Alternative Payment Models; Improving Patient Engagement, FQHCs

This is the first issue in 2 years of the Journal that doesn't include articles on COVID. I am sure it is a temporary lapse as COVID today is making a comeback.


Instead, this issue of the Journal consists of articles pertaining to organizational, policy, and research issues in ambulatory care. From a policy perspective, Zurovac and colleagues highlight opportunities to increase participation in the CMS Medicare Alternative Payment models.

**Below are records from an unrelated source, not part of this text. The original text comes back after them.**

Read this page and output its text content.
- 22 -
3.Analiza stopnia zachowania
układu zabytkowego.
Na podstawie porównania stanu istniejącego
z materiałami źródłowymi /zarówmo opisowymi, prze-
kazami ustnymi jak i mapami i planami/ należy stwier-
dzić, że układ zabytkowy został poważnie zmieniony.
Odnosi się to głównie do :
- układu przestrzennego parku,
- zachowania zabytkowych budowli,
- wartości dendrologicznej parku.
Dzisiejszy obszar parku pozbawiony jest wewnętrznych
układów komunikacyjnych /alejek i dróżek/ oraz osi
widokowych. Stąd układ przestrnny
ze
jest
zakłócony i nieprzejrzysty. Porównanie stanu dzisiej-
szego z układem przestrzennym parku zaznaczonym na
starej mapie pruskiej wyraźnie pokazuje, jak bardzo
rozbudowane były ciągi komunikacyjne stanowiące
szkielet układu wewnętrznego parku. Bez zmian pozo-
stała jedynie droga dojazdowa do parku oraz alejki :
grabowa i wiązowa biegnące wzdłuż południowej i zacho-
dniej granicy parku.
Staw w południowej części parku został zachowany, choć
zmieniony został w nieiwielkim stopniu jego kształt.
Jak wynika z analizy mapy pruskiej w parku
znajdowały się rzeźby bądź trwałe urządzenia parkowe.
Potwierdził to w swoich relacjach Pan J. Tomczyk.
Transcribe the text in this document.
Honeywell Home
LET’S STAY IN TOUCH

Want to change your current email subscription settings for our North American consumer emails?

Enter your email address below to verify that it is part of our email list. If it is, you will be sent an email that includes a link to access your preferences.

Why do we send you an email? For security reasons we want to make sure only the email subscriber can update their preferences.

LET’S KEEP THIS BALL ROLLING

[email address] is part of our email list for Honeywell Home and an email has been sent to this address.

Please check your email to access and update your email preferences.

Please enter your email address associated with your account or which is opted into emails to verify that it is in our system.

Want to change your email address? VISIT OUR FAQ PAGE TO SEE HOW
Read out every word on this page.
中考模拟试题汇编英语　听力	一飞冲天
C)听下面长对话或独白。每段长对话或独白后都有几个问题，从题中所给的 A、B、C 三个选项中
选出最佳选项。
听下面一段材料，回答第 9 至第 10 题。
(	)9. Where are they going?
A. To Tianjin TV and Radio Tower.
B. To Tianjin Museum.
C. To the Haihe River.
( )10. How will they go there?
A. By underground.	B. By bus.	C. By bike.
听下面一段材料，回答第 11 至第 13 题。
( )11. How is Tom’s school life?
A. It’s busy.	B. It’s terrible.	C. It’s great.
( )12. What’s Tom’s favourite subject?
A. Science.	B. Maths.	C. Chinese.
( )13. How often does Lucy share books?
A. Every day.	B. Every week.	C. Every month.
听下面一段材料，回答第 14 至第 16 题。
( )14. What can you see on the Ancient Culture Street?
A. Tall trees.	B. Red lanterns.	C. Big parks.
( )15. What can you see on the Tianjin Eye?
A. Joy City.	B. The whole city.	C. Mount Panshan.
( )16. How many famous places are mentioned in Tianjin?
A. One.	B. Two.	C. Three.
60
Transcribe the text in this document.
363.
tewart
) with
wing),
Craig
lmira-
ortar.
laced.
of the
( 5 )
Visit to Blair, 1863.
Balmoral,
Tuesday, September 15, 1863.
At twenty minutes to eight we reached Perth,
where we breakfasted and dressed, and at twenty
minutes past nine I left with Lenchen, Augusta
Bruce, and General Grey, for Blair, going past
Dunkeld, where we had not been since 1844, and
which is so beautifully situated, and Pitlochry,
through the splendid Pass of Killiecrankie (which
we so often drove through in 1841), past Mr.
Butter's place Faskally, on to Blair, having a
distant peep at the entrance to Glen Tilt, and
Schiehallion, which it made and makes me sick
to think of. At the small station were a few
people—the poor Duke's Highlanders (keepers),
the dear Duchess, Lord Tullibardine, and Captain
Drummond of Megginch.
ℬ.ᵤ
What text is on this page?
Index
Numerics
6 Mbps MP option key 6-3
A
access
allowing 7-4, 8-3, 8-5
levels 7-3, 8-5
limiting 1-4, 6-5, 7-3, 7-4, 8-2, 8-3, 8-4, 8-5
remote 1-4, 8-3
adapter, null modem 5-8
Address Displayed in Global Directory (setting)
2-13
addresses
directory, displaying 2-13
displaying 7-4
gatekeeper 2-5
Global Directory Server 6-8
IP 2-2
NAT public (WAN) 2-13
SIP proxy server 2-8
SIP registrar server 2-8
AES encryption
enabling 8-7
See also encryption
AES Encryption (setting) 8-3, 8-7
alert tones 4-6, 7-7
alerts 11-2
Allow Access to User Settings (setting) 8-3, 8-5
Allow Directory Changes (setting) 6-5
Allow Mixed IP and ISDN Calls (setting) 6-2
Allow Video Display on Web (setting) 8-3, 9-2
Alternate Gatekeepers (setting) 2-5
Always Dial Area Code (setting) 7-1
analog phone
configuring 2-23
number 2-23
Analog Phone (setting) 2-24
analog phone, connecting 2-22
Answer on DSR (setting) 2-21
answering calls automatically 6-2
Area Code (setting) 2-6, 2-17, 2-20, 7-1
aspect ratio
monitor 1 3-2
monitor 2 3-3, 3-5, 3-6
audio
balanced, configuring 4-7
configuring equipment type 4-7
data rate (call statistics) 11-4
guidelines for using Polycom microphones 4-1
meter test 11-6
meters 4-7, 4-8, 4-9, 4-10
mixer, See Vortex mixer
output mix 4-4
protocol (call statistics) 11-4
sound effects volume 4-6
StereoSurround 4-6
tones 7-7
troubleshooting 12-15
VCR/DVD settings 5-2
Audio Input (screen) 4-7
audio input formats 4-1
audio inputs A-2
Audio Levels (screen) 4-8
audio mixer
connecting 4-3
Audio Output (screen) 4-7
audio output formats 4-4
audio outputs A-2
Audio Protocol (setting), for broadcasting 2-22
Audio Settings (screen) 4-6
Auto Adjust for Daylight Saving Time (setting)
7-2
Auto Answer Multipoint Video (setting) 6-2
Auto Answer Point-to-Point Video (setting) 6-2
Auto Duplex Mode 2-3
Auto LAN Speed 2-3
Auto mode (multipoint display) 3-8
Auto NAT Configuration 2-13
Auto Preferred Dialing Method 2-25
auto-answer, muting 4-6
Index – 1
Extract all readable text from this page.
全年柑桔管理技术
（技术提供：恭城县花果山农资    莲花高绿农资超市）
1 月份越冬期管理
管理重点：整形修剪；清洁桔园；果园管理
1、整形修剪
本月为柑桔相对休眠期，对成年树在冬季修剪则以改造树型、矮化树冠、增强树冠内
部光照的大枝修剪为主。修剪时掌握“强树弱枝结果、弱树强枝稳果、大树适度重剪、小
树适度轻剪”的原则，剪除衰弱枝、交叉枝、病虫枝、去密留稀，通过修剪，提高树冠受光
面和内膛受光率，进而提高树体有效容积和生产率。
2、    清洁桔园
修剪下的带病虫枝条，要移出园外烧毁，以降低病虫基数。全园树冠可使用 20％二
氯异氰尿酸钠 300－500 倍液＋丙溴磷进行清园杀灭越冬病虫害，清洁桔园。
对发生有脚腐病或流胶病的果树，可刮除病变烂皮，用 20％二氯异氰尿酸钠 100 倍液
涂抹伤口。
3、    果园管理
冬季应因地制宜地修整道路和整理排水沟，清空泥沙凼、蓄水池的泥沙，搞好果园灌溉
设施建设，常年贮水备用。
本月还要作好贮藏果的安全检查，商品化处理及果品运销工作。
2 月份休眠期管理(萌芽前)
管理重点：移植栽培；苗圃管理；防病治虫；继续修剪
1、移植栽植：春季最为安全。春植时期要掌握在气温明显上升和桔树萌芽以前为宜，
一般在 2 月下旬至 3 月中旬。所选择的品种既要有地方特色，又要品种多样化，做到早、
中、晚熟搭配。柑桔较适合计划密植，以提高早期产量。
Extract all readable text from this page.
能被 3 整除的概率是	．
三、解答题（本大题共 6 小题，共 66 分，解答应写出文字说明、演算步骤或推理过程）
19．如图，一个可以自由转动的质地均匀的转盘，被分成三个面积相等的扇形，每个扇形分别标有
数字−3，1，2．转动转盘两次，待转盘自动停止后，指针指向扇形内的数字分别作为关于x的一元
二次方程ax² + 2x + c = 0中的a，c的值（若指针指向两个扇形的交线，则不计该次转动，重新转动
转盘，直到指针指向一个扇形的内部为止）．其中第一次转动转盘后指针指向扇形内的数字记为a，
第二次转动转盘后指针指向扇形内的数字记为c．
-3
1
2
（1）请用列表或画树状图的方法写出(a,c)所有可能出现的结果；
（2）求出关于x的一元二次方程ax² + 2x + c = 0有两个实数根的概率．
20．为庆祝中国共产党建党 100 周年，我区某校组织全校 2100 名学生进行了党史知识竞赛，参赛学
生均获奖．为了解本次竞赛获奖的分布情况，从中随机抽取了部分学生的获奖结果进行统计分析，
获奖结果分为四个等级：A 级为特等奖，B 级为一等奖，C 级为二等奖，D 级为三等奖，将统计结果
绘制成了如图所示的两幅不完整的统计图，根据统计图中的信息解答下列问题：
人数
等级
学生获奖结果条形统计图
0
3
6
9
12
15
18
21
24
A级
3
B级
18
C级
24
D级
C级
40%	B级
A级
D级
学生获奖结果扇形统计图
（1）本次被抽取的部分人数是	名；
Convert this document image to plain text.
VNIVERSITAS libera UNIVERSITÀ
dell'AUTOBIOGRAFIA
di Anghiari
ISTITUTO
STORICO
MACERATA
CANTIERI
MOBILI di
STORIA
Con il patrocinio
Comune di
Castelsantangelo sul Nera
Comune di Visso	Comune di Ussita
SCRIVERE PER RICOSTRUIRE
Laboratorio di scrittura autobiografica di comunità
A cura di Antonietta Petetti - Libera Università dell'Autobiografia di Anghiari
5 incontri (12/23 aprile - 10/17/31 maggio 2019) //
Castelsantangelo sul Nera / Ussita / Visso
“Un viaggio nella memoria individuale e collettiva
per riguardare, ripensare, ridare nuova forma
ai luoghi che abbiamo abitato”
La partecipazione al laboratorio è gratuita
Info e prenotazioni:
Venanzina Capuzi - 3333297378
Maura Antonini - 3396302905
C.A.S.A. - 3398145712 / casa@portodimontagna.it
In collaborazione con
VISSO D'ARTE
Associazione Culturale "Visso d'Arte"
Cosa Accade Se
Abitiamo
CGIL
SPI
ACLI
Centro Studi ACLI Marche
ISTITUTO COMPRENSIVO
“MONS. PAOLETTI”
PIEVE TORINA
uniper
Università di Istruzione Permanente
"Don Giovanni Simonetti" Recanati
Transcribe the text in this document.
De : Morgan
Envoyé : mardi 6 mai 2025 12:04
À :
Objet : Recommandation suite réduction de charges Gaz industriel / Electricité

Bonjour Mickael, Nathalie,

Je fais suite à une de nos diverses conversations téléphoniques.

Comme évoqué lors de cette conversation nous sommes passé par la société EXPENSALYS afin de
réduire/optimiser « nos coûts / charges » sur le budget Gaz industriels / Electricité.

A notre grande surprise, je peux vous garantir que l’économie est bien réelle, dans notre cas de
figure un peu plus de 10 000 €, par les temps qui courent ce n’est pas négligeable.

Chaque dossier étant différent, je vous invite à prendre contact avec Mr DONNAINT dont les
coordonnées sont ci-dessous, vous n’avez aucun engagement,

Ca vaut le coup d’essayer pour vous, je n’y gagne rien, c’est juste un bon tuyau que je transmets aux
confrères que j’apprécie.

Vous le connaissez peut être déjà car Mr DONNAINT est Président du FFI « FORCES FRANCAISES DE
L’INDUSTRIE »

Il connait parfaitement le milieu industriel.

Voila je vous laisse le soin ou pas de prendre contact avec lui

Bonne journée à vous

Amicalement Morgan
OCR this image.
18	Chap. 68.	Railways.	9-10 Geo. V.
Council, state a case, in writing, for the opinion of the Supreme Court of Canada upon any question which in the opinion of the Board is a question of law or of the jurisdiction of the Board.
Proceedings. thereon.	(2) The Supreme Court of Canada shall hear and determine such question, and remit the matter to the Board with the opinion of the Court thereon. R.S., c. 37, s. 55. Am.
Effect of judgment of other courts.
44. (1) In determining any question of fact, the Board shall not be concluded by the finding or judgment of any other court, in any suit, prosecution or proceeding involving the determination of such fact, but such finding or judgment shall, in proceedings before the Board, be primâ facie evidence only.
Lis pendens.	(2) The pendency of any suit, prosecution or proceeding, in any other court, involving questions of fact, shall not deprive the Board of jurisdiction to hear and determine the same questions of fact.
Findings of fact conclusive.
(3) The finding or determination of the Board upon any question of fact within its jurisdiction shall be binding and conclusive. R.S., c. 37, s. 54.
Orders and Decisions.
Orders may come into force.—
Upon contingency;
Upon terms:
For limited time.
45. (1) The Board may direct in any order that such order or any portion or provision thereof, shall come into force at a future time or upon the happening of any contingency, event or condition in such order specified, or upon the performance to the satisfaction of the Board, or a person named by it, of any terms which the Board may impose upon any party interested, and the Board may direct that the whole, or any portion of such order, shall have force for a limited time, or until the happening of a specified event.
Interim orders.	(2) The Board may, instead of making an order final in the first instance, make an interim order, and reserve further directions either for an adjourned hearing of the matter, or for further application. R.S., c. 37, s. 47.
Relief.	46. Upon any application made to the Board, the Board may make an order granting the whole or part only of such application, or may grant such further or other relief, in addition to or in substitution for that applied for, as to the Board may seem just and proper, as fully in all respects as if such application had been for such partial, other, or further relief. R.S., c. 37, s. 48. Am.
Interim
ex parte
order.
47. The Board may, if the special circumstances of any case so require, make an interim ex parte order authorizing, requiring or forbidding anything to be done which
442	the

Patient engagement is key to successful delivery of ambulatory care. Selim and coauthors review the literature for a patient-derived instrument the Veterans RAND 12-Item Health Survey (VR-12). It is used in a wide variety of settings. Patients with complex needs are very appropriately placed into patient-centered medical homes, and Stockdale et al examine factors impacting the effective use of these delivery models. Jurdi and Crosby examine the correlation between patient experience and provider performance. Using a different and perspective, Jopson examines the evolving and critical role that medical assistants play in overall team performance.


Hamadi and coworkers examine trends in hospital outpatient quality programs. Liss and colleagues examine 14 ambulatory interventions to address patients' medical and social needs.


Continuing our abiding interest in Federally Qualified Health Centers (FQHCs), Choi and colleagues examine factors impacting the expansion of these institutions.


Alvarez and Gronowski separately analyze different aspects of community health workers, the other important area that the Journal pursues.